Про то, что в мире есть ведьмы, Ласка знал с детства из сказок на ночь. И во взрослом мире тоже открыто говорили про знахарок и травниц. Даже бабки-повитухи могли быть немного колдуньями. Насчет колдовства он слышал про сглаз, порчу, скисшее молоко и прочую бабью ерунду, от которой или откупиться можно, или батюшка отмолит. В целом впечатление складывалось, что ведьмы это не что-то особенное из потустороннего мира, а привычная часть русского общества. Маленькая и не очень значимая.
Аналогично и про чудищ. Лешие, водяные, домовые, русалки всякие. Мало ли чего сам не видел, про что люди говорят. Вятку или Устюг тоже из Москвы не видно, а они есть. В Дубровно он, встретив ведьм и чудищ, не впал в панику, как если бы встретил что-то категорически не вписывающееся в известную картину мира. Ну ведьмы, ну чудища. Слышали, знаем. Голова, сердце, огонь.
Европейский обычай ловить и жечь ведьм, про который по пути вместе с прочими особенностями западной жизни рассказал Вольф, Ласку несколько удивил. Исходя из предположения, что католики не совсем дураки, чтобы без причины кого-то пытать и предавать такой страшной смерти, он подумал, что без православных духовных скреп нечисть совсем распоясалась и настолько мешает жить крещеному люду, что аж до самых верхних уровней дошло. Вольф подкрепил это предположение, рассказав, что европейские ведьмы не просто бубнят и шепчут по избушкам, а поклоняются непосредственно дьяволу. Это, конечно, за гранью, и за такое надо наказывать.
Для полноты картины Вольф рассказал еще и что под топор правосудия попадают не только настоящие колдуньи, но и всякие случайные бабы по ложному оговору. Здесь Ласка нисколько не удивился. Какое может быть праведное правосудие у неправославного духовенства?

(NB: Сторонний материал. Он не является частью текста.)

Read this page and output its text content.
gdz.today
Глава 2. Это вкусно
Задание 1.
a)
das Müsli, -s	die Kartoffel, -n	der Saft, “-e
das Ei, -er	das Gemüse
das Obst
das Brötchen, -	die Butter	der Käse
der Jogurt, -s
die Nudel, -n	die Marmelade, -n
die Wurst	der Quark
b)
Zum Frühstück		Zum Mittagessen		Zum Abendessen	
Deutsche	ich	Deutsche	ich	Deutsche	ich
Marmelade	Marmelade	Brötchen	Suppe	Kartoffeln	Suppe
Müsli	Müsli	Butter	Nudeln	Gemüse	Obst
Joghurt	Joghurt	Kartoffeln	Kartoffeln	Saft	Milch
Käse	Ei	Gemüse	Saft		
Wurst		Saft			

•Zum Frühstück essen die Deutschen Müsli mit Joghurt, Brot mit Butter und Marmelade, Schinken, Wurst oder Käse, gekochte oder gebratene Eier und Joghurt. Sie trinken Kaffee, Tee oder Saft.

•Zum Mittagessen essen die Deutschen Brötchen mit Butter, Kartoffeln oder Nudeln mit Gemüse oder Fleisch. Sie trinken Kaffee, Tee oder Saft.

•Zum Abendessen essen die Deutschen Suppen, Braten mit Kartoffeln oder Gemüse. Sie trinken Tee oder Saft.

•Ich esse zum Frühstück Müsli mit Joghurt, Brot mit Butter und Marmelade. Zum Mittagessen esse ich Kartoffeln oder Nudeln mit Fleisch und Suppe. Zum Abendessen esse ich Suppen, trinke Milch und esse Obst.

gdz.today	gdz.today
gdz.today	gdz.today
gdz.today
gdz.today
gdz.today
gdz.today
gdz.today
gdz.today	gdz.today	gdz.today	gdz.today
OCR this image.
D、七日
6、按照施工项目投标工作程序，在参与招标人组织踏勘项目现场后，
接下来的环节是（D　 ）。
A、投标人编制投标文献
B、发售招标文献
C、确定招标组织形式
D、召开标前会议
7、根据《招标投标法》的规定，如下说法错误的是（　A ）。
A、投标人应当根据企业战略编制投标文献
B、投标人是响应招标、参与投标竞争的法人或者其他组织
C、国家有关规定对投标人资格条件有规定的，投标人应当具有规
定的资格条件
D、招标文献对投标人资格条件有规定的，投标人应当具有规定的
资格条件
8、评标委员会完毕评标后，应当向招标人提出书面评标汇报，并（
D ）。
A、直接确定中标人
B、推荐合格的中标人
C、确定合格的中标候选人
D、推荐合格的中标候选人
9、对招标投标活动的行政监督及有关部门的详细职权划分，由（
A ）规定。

В отношении местных европейских традиций Ласка придерживался правила, что в чужой монастырь со своим уставом не ходят. Но никоим образом не собирался исполнять на чужбине обязанности блюстителя местных порядков и, тем более, палача.
— То есть ты бы нормально лег в постельку с ведьмой? — уточнила Амелия.
— Я обещал и с ведьмами не ложиться, — сказал Ласка.
— А еще с кем?
— С жидовками и с татарками.
— Если очень надо, в Париже можно достать мавританку. Или я могу покраситься, что не отличишь.
— Не надо, — обрубил Вольф, — Мы не за этим приехали.
За столик села Колетт, свеженькая, как будто ночью изо всех сил выспалась.
— Доброе утро, красавчики.
— Колетт, можно я следующей ночью лягу с Лаской? — спросила Амелия.
— Нельзя, — нахмурилась Колетт, — Ты невинная девушка. Я бы попросила ее не портить. У нас на это событие свои планы.
Амелия демонстративно облизала губы и провела языком за щекой. Ласка не понял, Вольф улыбнулся краем рта, а Колетт нахмурилась.
— Ты как первый раз во Франции, — сказала Амелия, глядя на Ласку, — Хочешь, я под мавританку покрашусь?
— Первый раз, — ответили Ласка, — Батя говорил, что за морем черные люди живут, но никаких мавританок я даже на картинках не видел. И не жалею. Девица должна быть личиком белая, щечками румяная, а не черная как черт.
— Что за шутки с мавританками? — строго спросила Колетт.
— Он обещал родителям, что не будет ложиться с католичками, с ведьмами, с татарками и с жидовками, — сказала Амелия.
— Точно? — Колетт посмотрела на Ласку.
— Вот те крест.
— Долго ты в пути?
— С Пасхи.
— И с кем ты ложился?
— Ни с кем.
— Колетт, перестань, — сказал Вольф, — Мы сюда по делу приехали, а не для…
— Любви?
— Совершенно не для любви.
— Как можно приехать во Францию не для любви?
— Немцу можно.
— Из тебя немец, как из меня монашка. У тебя на наглой морде написано, что ты вор и аферист. Соблазнил бедную девушку.
— Кого? — удивился Вольф, — Это ты тут бедная девушка?
— Ах да, ты точно немец. Прикинул, сколько мне лет, прикинул, сколько у меня денег и не стесняешься мне бросить это в лицо.
— Entschuldigen Sie.
— И такой мерзкой фразой ты извиняешься? Нет, чтобы сказать «excusez moi».
— Другие в знак уважения шею гнут, а немцы язык ломают, — сказал Ласка, — Такое без особого желания не выговоришь.
— Согласна, — кивнула Колетт, — Итак, что вы здесь хотите украсть?
— Почему украсть-то сразу? — возмутился Вольф, а Ласка опустил глаза.
— Вы что, сюда на заработки приехали? Или за покупками?
— Черт, — Вольф сделал паузу и решился, — Нам нужен конь.
— Тот, про которого я рассказывала? Так его хозяин забрал.